4.       De beantwoording van de vraag of het bezwaarschrift al een grond van het bezwaar bevatte, gaat vooraf aan de beantwoording van vraag of de termijn voor het aanvoeren van de gronden van bezwaar per e-mail gesteld had mogen worden. Als dat namelijk het geval is, had de minister het bezwaar niet vanwege het ontbreken van gronden niet-ontvankelijk mogen verklaren. In het bezwaarschrift staat: "Ons bezwaar tegen dit besluit is grotendeels in lijn met het bezwaar dat is ingediend tegen het besluit dispensatie te verlenen in zake de reguliere arbeidsvoorwaardencao." Het bezwaarschrift waar FNV e.a. naar verwijzen, hebben zij niet als bijlage bij de brief van 26 augustus 2019 gevoegd. Deze enkele verwijzing naar een bezwaar tegen een ander besluit kan in de gegeven omstandigheden niet als een concrete bezwaargrond worden aangemerkt. Het bezwaarschrift bevatte dus niet de gronden van het bezwaar en voldeed daarom niet aan het bepaalde in artikel 6:5, eerste lid, aanhef en onder d, van de Awb.
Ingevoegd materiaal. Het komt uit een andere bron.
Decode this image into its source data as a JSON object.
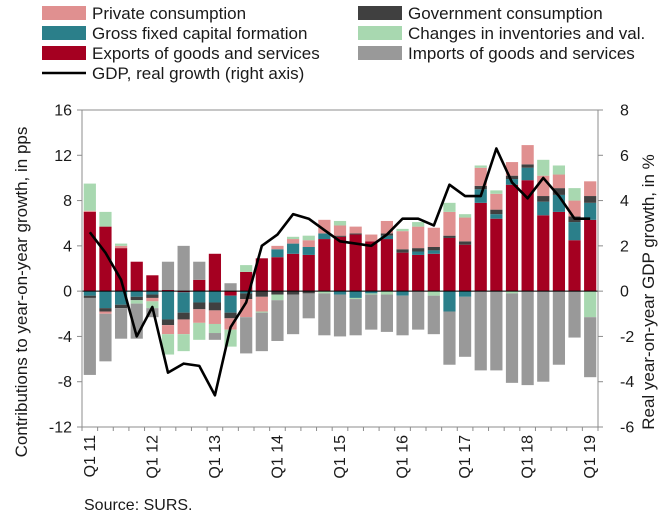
{
  "chart_data": {
    "type": "bar",
    "stacked": true,
    "title": "",
    "left_axis": {
      "label": "Contributions to year-on-year growth, in pps",
      "ylim": [
        -12,
        16
      ],
      "ticks": [
        -12,
        -8,
        -4,
        0,
        4,
        8,
        12,
        16
      ]
    },
    "right_axis": {
      "label": "Real year-on-year GDP growth, in %",
      "ylim": [
        -6,
        8
      ],
      "ticks": [
        -6,
        -4,
        -2,
        0,
        2,
        4,
        6,
        8
      ]
    },
    "x_tick_labels": [
      "Q1 11",
      "Q1 12",
      "Q1 13",
      "Q1 14",
      "Q1 15",
      "Q1 16",
      "Q1 17",
      "Q1 18",
      "Q1 19"
    ],
    "x_tick_index": [
      0,
      4,
      8,
      12,
      16,
      20,
      24,
      28,
      32
    ],
    "categories": [
      "Q1 11",
      "Q2 11",
      "Q3 11",
      "Q4 11",
      "Q1 12",
      "Q2 12",
      "Q3 12",
      "Q4 12",
      "Q1 13",
      "Q2 13",
      "Q3 13",
      "Q4 13",
      "Q1 14",
      "Q2 14",
      "Q3 14",
      "Q4 14",
      "Q1 15",
      "Q2 15",
      "Q3 15",
      "Q4 15",
      "Q1 16",
      "Q2 16",
      "Q3 16",
      "Q4 16",
      "Q1 17",
      "Q2 17",
      "Q3 17",
      "Q4 17",
      "Q1 18",
      "Q2 18",
      "Q3 18",
      "Q4 18",
      "Q1 19"
    ],
    "grid": false,
    "legend_position": "top",
    "series": [
      {
        "name": "Exports of goods and services",
        "color": "#a50021",
        "values": [
          7.0,
          5.7,
          3.8,
          2.6,
          1.4,
          0.1,
          -0.1,
          1.0,
          3.3,
          -0.4,
          1.7,
          2.9,
          3.0,
          3.3,
          3.2,
          4.6,
          4.8,
          5.0,
          4.4,
          4.6,
          3.4,
          3.2,
          3.3,
          4.7,
          4.1,
          7.8,
          6.4,
          9.4,
          9.8,
          6.7,
          7.0,
          4.5,
          6.3
        ]
      },
      {
        "name": "Gross fixed capital formation",
        "color": "#2b7f8a",
        "values": [
          -0.4,
          -1.5,
          -1.2,
          -0.5,
          -0.3,
          -2.5,
          -1.8,
          -1.0,
          -1.0,
          -1.5,
          -0.2,
          0.0,
          0.7,
          0.9,
          0.7,
          0.5,
          -0.3,
          -0.6,
          -0.2,
          0.3,
          -0.4,
          0.3,
          0.3,
          -1.8,
          -0.5,
          1.2,
          0.4,
          0.5,
          1.1,
          1.2,
          1.5,
          1.6,
          1.5
        ]
      },
      {
        "name": "Government consumption",
        "color": "#404040",
        "values": [
          -0.2,
          -0.3,
          -0.3,
          -0.3,
          -0.3,
          -0.5,
          -0.6,
          -0.6,
          -0.7,
          -0.5,
          -0.5,
          -0.5,
          -0.3,
          -0.3,
          -0.2,
          0.0,
          0.1,
          0.1,
          0.0,
          0.2,
          0.3,
          0.3,
          0.3,
          0.2,
          0.3,
          0.3,
          0.4,
          0.3,
          0.3,
          0.5,
          0.6,
          0.5,
          0.6
        ]
      },
      {
        "name": "Private consumption",
        "color": "#e09090",
        "values": [
          0.1,
          -0.2,
          0.2,
          0.0,
          -0.3,
          -0.8,
          -1.3,
          -1.2,
          -1.2,
          -1.0,
          -1.6,
          -1.3,
          0.3,
          0.4,
          0.6,
          1.2,
          0.9,
          0.6,
          0.6,
          1.1,
          1.6,
          1.9,
          1.7,
          2.1,
          2.1,
          1.6,
          1.4,
          1.2,
          1.7,
          1.8,
          1.2,
          1.4,
          1.3
        ]
      },
      {
        "name": "Changes in inventories and val.",
        "color": "#a8d8b0",
        "values": [
          2.4,
          1.3,
          0.2,
          -0.3,
          -0.6,
          -1.8,
          -1.5,
          -1.5,
          -0.8,
          -1.5,
          0.6,
          -0.1,
          -0.5,
          0.2,
          0.4,
          -0.2,
          0.4,
          -0.1,
          -0.1,
          -0.3,
          0.2,
          0.4,
          -0.4,
          0.8,
          0.3,
          0.2,
          0.3,
          -0.2,
          0.0,
          1.4,
          0.8,
          1.1,
          -2.3
        ]
      },
      {
        "name": "Imports of goods and services",
        "color": "#999999",
        "values": [
          -6.8,
          -4.2,
          -2.7,
          -3.1,
          -0.8,
          2.5,
          4.0,
          1.6,
          -0.6,
          0.7,
          -3.2,
          -3.4,
          -3.6,
          -3.5,
          -2.2,
          -3.7,
          -3.7,
          -3.2,
          -3.1,
          -3.3,
          -3.5,
          -3.4,
          -3.4,
          -4.7,
          -5.3,
          -7.0,
          -7.0,
          -7.9,
          -8.3,
          -8.0,
          -6.5,
          -4.1,
          -5.3
        ]
      }
    ],
    "line_series": {
      "name": "GDP, real growth (right axis)",
      "color": "#000000",
      "axis": "right",
      "values": [
        2.6,
        1.7,
        0.5,
        -2.0,
        -0.7,
        -3.6,
        -3.2,
        -3.3,
        -4.6,
        -1.6,
        -0.5,
        2.0,
        2.5,
        3.4,
        3.2,
        2.7,
        2.2,
        2.1,
        2.0,
        2.5,
        3.2,
        3.2,
        2.9,
        4.7,
        4.2,
        4.2,
        6.3,
        4.8,
        4.1,
        5.0,
        4.2,
        3.2,
        3.2
      ]
    },
    "legend_left": [
      {
        "name": "Private consumption",
        "color": "#e09090",
        "kind": "box"
      },
      {
        "name": "Gross fixed capital formation",
        "color": "#2b7f8a",
        "kind": "box"
      },
      {
        "name": "Exports of goods and services",
        "color": "#a50021",
        "kind": "box"
      },
      {
        "name": "GDP, real growth (right axis)",
        "color": "#000000",
        "kind": "line"
      }
    ],
    "legend_right": [
      {
        "name": "Government consumption",
        "color": "#404040",
        "kind": "box"
      },
      {
        "name": "Changes in inventories and val.",
        "color": "#a8d8b0",
        "kind": "box"
      },
      {
        "name": "Imports of goods and services",
        "color": "#999999",
        "kind": "box"
      }
    ],
    "source": "Source: SURS."
  }
}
5.       Vervolgens is het de vraag of de minister de termijn voor het formuleren van de gronden alleen per e-mail mocht doorgeven. De Afdeling stelt vast dat FNV e.a. niet expliciet kenbaar hebben gemaakt dat zij bereikbaar waren voor het ontvangen van berichten via de elektronische weg. Zoals de Afdeling eerder heeft overwogen (zie uitspraak van 17 oktober 2018, ECLI:NL:RVS:2018:3392), kan het kenbaar maken in de zin van artikel 2:14 van de Awb zowel expliciet als impliciet geschieden. De memorie van toelichting (Kamerstukken II 2001/02, 28 483, nr. 3) stelt weliswaar dat ‘voorlopig’ nog van uitdrukkelijke kenbaarmaking moet worden uitgegaan, maar die tekst dateert uit 2002. Sindsdien heeft het elektronische verkeer met de overheid zich sterk ontwikkeld. Uit die tekst van de wet kan dus niet worden afgeleid dat kenbaarmaking nu nog steeds uitdrukkelijk zou moeten geschieden.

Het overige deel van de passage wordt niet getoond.